Recently, Canadian banks wrapped up second-quarter earnings season last week, with most reporting better-than-expected profits. They wrapped in large part by reducing the amounts of funds that have been set aside for future loan losses, raising questions among investors and analysts about whether they are too sanguine about looming risks.

Better-than-expected Profits

Rising prices and the central bank’s rapid interest rate hikes are squeezing Canadians, who are already among the most indebted in the developed world, and concerns are rising about the extent to which rates must further increase to skirt an inflationary spiral.

Canadian banks are likely “releasing provisions on performing loans on over-confidence in their (positive) base case economic scenario and underweighting the likelihood of adverse scenarios, which is, in my view, no longer a tail risk.” Total allowances for credit losses at Canada’s Big Six banks fell 20% in the second quarter from a year ago to about C$23 billion ($18.1 billion), the lowest level of the past two years, according to the banks’ financial statements. Many banks also predict mortgage growth will slow from pandemic levels, although further business and credit card lending recovery are expected to help offset that.
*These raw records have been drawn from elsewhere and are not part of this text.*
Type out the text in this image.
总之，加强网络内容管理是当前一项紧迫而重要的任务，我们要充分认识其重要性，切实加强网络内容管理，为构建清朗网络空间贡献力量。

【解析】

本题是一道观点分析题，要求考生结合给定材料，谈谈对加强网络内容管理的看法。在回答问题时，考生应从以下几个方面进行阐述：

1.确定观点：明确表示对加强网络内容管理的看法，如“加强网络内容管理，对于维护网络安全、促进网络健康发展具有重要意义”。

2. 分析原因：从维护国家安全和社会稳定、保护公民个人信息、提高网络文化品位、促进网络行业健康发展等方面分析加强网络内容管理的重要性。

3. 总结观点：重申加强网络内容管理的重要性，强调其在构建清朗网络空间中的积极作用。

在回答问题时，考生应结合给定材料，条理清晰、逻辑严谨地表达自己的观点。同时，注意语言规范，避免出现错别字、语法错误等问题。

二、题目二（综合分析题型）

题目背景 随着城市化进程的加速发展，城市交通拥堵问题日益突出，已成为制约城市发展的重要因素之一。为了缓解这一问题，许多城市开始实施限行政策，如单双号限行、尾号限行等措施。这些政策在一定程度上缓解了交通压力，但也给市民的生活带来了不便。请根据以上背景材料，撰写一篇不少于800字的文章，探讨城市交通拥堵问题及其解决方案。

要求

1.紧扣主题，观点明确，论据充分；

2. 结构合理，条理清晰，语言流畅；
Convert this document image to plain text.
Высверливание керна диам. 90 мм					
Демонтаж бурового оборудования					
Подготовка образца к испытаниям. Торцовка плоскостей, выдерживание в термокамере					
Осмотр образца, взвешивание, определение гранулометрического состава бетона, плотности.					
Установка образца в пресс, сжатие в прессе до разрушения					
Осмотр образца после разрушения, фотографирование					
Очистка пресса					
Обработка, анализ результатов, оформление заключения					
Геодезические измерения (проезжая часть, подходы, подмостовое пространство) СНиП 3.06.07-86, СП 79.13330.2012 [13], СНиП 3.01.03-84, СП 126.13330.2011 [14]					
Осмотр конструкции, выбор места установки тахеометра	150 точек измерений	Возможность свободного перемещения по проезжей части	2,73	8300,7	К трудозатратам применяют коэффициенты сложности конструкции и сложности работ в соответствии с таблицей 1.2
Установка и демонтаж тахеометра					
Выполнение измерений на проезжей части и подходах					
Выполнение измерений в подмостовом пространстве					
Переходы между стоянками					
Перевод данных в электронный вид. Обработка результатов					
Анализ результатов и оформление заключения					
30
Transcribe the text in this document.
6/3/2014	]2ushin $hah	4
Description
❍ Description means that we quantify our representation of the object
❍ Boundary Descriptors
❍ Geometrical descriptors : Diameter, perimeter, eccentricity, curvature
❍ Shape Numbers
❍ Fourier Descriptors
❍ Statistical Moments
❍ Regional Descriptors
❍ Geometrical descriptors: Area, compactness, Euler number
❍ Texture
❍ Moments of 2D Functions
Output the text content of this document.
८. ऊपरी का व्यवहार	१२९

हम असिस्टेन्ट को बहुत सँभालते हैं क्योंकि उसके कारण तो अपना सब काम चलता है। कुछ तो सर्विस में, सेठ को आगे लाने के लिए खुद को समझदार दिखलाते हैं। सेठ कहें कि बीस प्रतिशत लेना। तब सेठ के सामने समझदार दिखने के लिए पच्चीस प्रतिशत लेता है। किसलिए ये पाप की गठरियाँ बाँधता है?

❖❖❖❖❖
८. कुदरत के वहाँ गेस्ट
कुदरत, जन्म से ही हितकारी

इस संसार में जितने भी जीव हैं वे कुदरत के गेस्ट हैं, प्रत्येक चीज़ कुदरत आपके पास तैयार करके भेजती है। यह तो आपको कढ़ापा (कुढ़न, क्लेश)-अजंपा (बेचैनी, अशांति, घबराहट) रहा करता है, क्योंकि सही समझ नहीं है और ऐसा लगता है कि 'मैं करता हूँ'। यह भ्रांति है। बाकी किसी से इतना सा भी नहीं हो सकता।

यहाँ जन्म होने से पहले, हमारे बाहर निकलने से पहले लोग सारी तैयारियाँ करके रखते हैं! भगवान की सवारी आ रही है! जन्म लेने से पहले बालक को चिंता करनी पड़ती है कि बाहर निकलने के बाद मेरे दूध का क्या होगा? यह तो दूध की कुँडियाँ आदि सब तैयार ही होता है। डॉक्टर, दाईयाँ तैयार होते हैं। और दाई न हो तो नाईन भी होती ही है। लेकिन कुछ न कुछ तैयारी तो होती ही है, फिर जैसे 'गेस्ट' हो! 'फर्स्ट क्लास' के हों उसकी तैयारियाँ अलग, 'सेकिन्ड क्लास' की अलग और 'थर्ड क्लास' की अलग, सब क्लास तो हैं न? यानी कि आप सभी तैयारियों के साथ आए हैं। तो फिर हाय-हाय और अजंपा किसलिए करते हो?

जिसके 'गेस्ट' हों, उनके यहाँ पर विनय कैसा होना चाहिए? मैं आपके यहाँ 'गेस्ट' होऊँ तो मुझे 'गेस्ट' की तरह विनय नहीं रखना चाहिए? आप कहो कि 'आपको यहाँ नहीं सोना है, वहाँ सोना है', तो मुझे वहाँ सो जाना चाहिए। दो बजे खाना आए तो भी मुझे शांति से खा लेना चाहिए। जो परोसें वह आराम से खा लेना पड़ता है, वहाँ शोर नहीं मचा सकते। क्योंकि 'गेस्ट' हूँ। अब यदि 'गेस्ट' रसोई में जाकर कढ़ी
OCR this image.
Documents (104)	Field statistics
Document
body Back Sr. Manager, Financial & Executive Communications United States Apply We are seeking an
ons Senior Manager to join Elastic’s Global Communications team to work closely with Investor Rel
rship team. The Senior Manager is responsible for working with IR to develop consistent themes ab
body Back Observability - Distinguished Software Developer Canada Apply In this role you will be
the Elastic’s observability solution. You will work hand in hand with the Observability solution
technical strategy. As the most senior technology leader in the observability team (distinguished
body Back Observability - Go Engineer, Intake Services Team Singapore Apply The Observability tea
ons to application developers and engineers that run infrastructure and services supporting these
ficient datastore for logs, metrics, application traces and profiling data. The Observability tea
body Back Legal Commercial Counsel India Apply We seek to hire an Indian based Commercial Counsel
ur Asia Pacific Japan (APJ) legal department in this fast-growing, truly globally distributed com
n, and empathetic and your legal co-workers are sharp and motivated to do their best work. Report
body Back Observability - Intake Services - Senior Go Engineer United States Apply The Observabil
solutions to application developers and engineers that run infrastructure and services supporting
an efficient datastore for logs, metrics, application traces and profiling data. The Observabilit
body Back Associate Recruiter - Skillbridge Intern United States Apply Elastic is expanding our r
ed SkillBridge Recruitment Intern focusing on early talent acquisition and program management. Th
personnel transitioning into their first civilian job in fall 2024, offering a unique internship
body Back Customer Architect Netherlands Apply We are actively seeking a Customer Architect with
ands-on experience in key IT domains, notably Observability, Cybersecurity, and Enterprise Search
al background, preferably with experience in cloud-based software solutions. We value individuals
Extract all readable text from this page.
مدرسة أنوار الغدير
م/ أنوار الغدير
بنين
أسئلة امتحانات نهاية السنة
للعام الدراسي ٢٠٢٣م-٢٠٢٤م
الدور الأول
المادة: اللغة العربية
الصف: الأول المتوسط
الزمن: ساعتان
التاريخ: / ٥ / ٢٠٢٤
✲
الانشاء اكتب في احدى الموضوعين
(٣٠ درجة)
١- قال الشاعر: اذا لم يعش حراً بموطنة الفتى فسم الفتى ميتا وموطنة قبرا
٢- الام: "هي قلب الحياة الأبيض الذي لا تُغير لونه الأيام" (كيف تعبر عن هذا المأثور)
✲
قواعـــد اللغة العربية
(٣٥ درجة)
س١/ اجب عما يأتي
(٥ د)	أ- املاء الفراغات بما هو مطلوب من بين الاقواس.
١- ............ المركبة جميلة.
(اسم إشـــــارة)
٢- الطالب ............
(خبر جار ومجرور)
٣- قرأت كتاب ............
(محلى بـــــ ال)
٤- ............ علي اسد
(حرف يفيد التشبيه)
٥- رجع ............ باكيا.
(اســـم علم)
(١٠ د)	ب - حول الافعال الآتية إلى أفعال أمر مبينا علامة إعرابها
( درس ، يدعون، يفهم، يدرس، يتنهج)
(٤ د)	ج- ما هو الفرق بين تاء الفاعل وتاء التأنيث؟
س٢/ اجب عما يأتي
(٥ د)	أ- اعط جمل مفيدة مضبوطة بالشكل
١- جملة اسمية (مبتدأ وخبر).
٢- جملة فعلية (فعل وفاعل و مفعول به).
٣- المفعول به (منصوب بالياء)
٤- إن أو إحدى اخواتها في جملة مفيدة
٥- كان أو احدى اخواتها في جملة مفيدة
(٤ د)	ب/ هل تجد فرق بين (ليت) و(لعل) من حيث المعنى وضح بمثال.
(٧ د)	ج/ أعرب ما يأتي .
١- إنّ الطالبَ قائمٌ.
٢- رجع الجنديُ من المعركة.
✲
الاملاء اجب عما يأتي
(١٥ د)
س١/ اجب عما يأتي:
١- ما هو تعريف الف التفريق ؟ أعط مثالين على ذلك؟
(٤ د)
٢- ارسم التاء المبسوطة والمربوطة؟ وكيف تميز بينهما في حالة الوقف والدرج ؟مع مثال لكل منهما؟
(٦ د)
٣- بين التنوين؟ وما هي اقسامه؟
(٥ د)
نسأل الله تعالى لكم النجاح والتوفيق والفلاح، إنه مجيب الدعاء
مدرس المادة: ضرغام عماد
Canadian Banks Share Index

The Canadian banks share index has gained 2.3% since the lenders began reporting results this week, compared with a 1.8% gain in the broader Toronto stocks benchmark.GSPTSE, shrinking their underperformance since the March peak. They remain below their historical average trading price relative to the forward earnings while offering higher dividend yields than U.S. peers.

While acknowledging that some conditions have worsened, many banks pointed to a firm economy and employment, and ongoing investment by businesses as drivers of earnings growth and high credit quality.

It’s a strange world, right?” Laurent Ferreira, chief executive at National Bank of Canada NATO,” said on its analyst call on Friday. “You have a strong economic backdrop… and tons of pessimism about a potential recession.”